Kejari Segel Ruang Kaur Keuangan Desa Kutowinangun

Kebumen,(kebumen.sorot.co)--Tim Pidana Khusus Kejaksaan Negeri Kebumen menyegel ruang Kaur Keuangan Desa/Kecamatan Kutowinangun, Selasa (23/4/2019). Penyegelan dengan memasang prosecutor line (jaksa line) pada dua pintu ruangan yang biasa digunakan tersangka BE (45) bekerja.

Tim Pidsus berjumlah lima orang datang dipimpin langsung oleh Kasi Pidana Khusus Kejari Kebumen itu juga menyita satu laptop inventaris desa yang digunakan tersangka. Selain itu, satu dokumen Keputusan Kepala Desa tentang tim pelaksana kegiatan di desa tersebut juga turut diamankan petugas.

Kepala Kejari Kebumen Erry Pudyanto Marwantono melalui Kasi Pidsus Pramono Budi Santoso mengatakan, penyegelan ruangan bertujuan untuk memastikan dokumen yang ada berada di ruangan aman. Pasalnya, hingga kini proses penyidikan kasus dugaan penyimpangan APBDes masih membutuhkan dokumen maupun data lain.

"Penyegelan untuk satu Minggu ke depan," ungkapnya disela-sela kegiatan.


Pramono menjelaskan, hingga kini pihaknya sudah menyita sebanyak 90 item dokumen terkait perkara ini. Dokumen itu meliputi rencana anggaran belanja (RAB) maupun laporan pertanggungjawaban (LPJ) berkenaan pengelolaan dan pertanggungjawaban APBDes. 

Sementara itu, Kepala Desa Kutowinangun Sri Rahayu saat ditemui awak media memilih irit bicara. Dirinya yang ikut mendampingi proses penyegelan mengaku menghormati proses hukum yang tengah berjalan. Ketika disinggung terkait tersangka BE, ia pun enggan berkomentar.

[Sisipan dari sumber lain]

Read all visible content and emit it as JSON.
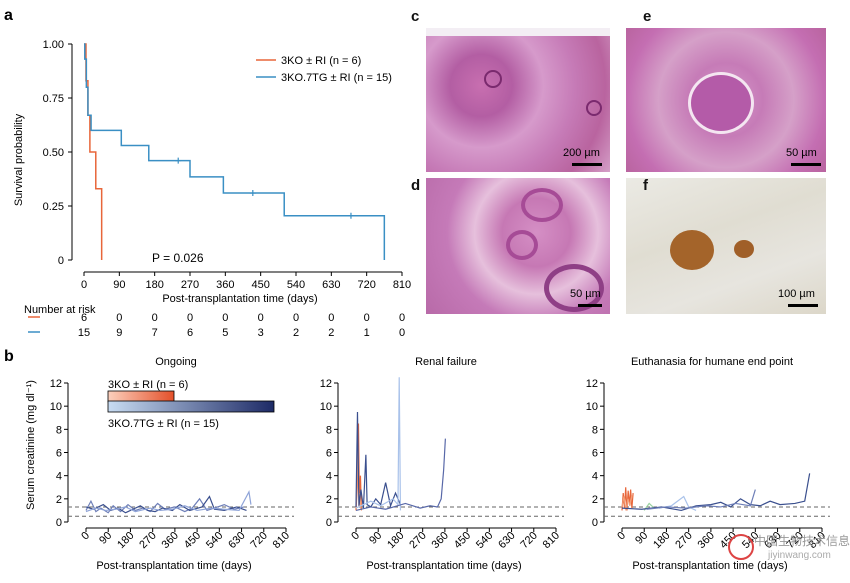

"Ikuti dan hormati proses hukum," katanya.

Seperti diberitakan sebelumnya, salah satu perangkat Desa Kutowinangun BE (45) dijebloskan ke Rutan Kebumen. Tersangka merupakan Kaur Keuangan di desa setempat ditetapkan tersangka dugaan penyimpangan APBDes yang berpotensi menimbulkan kerugian negara Rp 1,059 miliar lebih. Dugaan penyimpangan ini terjadi pada kurun waktu 2014-2017.

Sebelum menahan tersangka, Kejaksaan menyita uang dari rekening Desa Kutowinangun sebanyak Rp 295.320.494 yang merupakan Silpa APBDes. Itu dilakukan untuk mengamankan agar tidak menjadi potensi kerugian negara. Tersangka dijerat Pasal 2 pasal 3 UU 31 tahun 1999 tentang Pemberantasan Tipikor dengan ancaman paling lama 20 tahun penjara dan denda maksimal 1 miliar.